Те далекие детские дни в Ватерлоо и Брюсселе, поездки в Брюгге, Антверпен, забастовку, которую мы с папой видели в Генте, – я вспоминаю, как чью-то чужую жизнь, я не чувствую связи с прошлым. Это не я. Во мне нет ничего знакомого. Меня вытряхнули, как вещевой мешок, раскидали, растоптали все, чем я был. Набили ужасом, болью, страхом, чужими ранами, болячками, стонами, криком. Я невзлюбил людей. В болях и нужде они отвратительны. Я от них убежал и спрятался. Один в целой башне. Здесь на каждом этаже можно было бы поместить по семье!

Заболела голова. Он отложил карандаш. Посидел с закрытыми глазами: круговерть не унималась. Лег на пол. Несколько минут прислушивался к дрожи в теле. Спокойно, спокойно… Встал – ничего. А пойду пройдусь!.. В задумчивости бродил по набережной… по узеньким улочкам… отдаленно они напоминали Ватерлоо – тот же дух старой Европы… в окнах мелькали белые косынки, стояли горшочки с цветами, сидели старушки с пергаментными лицами в белоснежных чепцах… Весь городок – одна большая больница! Особняки с наглухо забитыми дверями и окнами его отпугнули: громоздкие чугунные ворота, хоть и обросли вьюном, напомнили лагерь. На перроне станции увидел Катерину Боголепову. Она сидела на скамье с небольшим дамским старомодным саквояжем, прижимала его к себе как собачку. Александр так и подумал сначала: собачка на коленях или кошечка. Сидит как беженка… Нет, скорее как монахиня: с очень ровной спиной, немного вперед наклонившись. Как те полячки в церкви, они сидят так странно, только присядут на краешек, чтобы тут же встать и запеть псалом или соскользнуть на колени. Да, она сидела как в церкви. Ему показалось, что он невольно подсмотрел чужой секрет. Она убегала на день-два к своему жениху. На ней был старенький анорак, немецкий или бельгийский. Наверное, перешел от сестры, а может, даже от матери. Длинное платье, такое длинное, что оно скрывало сапожки. Было довольно тепло – отчего она так оделась? (Позже, когда она вернулась в одном легком платье, он понял: вещи перевозит, чтобы в семье не догадались.)
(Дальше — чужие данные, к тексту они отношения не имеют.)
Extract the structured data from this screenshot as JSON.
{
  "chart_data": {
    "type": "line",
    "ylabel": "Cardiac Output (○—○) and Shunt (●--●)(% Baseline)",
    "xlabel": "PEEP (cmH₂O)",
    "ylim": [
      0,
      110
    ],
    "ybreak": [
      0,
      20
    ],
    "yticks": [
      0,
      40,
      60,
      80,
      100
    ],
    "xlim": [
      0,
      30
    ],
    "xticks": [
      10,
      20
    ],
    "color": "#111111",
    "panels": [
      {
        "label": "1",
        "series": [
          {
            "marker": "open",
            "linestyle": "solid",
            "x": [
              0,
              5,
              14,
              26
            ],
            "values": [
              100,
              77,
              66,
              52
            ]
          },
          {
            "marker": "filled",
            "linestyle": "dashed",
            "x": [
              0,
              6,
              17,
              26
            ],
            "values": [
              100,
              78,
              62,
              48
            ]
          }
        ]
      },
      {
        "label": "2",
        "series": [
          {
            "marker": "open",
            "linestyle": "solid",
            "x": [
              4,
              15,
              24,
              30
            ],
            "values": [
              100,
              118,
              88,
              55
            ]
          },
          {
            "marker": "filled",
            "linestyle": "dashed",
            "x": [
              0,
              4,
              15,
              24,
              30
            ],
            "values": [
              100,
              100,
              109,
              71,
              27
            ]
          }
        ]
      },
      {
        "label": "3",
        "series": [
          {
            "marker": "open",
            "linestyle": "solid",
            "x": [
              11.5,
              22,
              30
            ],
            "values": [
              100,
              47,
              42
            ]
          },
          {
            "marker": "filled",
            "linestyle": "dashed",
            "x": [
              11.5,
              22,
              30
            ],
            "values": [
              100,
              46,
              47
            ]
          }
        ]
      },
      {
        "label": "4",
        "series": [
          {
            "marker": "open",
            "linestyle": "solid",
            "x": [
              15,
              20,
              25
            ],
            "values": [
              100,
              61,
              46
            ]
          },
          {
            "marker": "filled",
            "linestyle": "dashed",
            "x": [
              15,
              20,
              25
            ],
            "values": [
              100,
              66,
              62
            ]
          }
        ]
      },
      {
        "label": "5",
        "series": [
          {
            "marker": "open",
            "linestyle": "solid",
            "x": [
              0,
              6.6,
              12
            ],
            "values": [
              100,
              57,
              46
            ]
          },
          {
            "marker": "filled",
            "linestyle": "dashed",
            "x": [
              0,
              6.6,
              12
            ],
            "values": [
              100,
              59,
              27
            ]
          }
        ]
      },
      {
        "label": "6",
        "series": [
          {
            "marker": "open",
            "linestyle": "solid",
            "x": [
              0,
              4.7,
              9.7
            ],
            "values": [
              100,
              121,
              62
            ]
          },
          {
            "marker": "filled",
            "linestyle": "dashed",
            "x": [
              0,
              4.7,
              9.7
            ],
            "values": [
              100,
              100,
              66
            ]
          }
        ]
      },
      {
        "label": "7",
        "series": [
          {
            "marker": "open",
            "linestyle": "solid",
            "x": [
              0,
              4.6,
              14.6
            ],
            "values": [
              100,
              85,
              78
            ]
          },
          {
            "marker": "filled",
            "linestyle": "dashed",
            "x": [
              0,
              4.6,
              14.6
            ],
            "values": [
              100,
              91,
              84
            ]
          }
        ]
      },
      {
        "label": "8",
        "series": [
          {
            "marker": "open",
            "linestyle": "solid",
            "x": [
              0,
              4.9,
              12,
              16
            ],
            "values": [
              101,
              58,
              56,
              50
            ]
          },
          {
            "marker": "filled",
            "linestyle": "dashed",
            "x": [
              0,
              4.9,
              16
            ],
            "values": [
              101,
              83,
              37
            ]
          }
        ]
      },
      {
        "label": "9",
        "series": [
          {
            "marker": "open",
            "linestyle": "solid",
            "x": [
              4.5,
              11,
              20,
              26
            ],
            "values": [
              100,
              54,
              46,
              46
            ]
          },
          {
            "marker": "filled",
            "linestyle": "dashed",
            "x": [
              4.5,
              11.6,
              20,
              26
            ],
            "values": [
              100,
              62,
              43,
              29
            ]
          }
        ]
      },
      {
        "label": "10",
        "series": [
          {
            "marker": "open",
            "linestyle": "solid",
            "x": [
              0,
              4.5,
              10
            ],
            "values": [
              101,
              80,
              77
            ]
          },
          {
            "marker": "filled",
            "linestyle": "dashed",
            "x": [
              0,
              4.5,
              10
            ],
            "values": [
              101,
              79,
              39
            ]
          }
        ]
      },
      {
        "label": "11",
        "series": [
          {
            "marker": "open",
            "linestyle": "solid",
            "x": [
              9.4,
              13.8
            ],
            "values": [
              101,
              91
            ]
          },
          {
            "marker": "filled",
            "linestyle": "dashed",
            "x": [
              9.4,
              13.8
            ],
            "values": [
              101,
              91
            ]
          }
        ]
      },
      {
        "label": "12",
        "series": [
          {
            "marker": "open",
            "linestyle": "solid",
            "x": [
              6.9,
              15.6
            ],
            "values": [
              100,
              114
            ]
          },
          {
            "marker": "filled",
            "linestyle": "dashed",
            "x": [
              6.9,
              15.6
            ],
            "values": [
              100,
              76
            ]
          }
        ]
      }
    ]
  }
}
На площади Вольтера ему опять стало нехорошо, поспешил уйти от толпы, сам не заметил, как оказался возле розовых стен церкви Святой Женевьевы. Он решил, что это был знак, и вошел внутрь. Шла месса. Он стоял и слушал. Маленькая церковь, уютная, голос священника был негромким и ровным. Александра охватило волнение. Он вспомнил, как они с отцом в Брюсселе ходили в собор Сен-Мишель-э-Гюдюль, слушали орган. Ему вспомнились статуи апостолов, витражи, алтарь, покой и величие собора. Отец был растроган до слез.
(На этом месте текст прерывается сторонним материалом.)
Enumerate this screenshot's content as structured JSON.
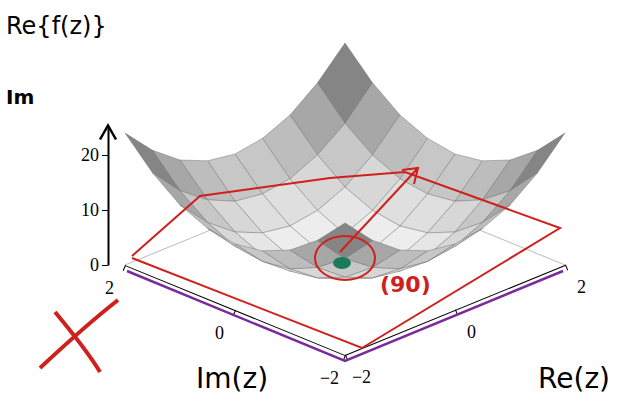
{
  "chart_data": {
    "type": "surface",
    "zlabel": "Re{f(z)}",
    "xlabel": "Re(z)",
    "ylabel": "Im(z)",
    "annotations": [
      {
        "text": "Im"
      },
      {
        "text": "(90)",
        "color": "#d0201c"
      }
    ],
    "x": [
      -2,
      -1.5,
      -1,
      -0.5,
      0,
      0.5,
      1,
      1.5,
      2
    ],
    "y": [
      -2,
      -1.5,
      -1,
      -0.5,
      0,
      0.5,
      1,
      1.5,
      2
    ],
    "z": [
      [
        24,
        18.8,
        15,
        12.8,
        12,
        12.8,
        15,
        18.8,
        24
      ],
      [
        18.8,
        13.5,
        9.8,
        7.5,
        6.8,
        7.5,
        9.8,
        13.5,
        18.8
      ],
      [
        15,
        9.8,
        6,
        3.8,
        3,
        3.8,
        6,
        9.8,
        15
      ],
      [
        12.8,
        7.5,
        3.8,
        1.5,
        0.8,
        1.5,
        3.8,
        7.5,
        12.8
      ],
      [
        12,
        6.8,
        3,
        0.8,
        3,
        0.8,
        3,
        6.8,
        12
      ],
      [
        12.8,
        7.5,
        3.8,
        1.5,
        0.8,
        1.5,
        3.8,
        7.5,
        12.8
      ],
      [
        15,
        9.8,
        6,
        3.8,
        3,
        3.8,
        6,
        9.8,
        15
      ],
      [
        18.8,
        13.5,
        9.8,
        7.5,
        6.8,
        7.5,
        9.8,
        13.5,
        18.8
      ],
      [
        24,
        18.8,
        15,
        12.8,
        12,
        12.8,
        15,
        18.8,
        24
      ]
    ],
    "xlim": [
      -2,
      2
    ],
    "ylim": [
      -2,
      2
    ],
    "zlim": [
      0,
      25
    ],
    "xticks": [
      {
        "value": -2,
        "label": "−2"
      },
      0,
      2
    ],
    "yticks": [
      {
        "value": -2,
        "label": "−2"
      },
      0,
      2
    ],
    "zticks": [
      0,
      10,
      20
    ]
  }
}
В церкви Святой Женевьевы было тихо и просто. Он стал сюда приходить каждый день – посидеть, подумать, послушать орган, после чего возвращался на площадь Вольтера, гулял по шумным улицам, писал в парке стихи… что-то получилось, кажется… ему захотелось кому-нибудь показать… отправился к Альфреду, но его дома не было. Погулял по шестнадцатому аррондисману, перечитывал стихи, думал: показывать или нет? Снова зашел. Дома. Сыграли партию в шахматы, попили вино. Альфред спросил: «Что слышно о вашем батюшке?» Новостей не было. В совпредстве были насмешливые лица. Ему обещали, что новости непременно будут. Просили ждать. «Скажите нам ваш адрес, мы вас известим». Он не хотел им сообщать свой адрес. Говорил, что постоянного адреса у него нет. Вздыхал и злился на посольских. Они ему казались лживыми. Альфред покачал головой, погрустнел: «Это переживание, как оно мне знакомо!»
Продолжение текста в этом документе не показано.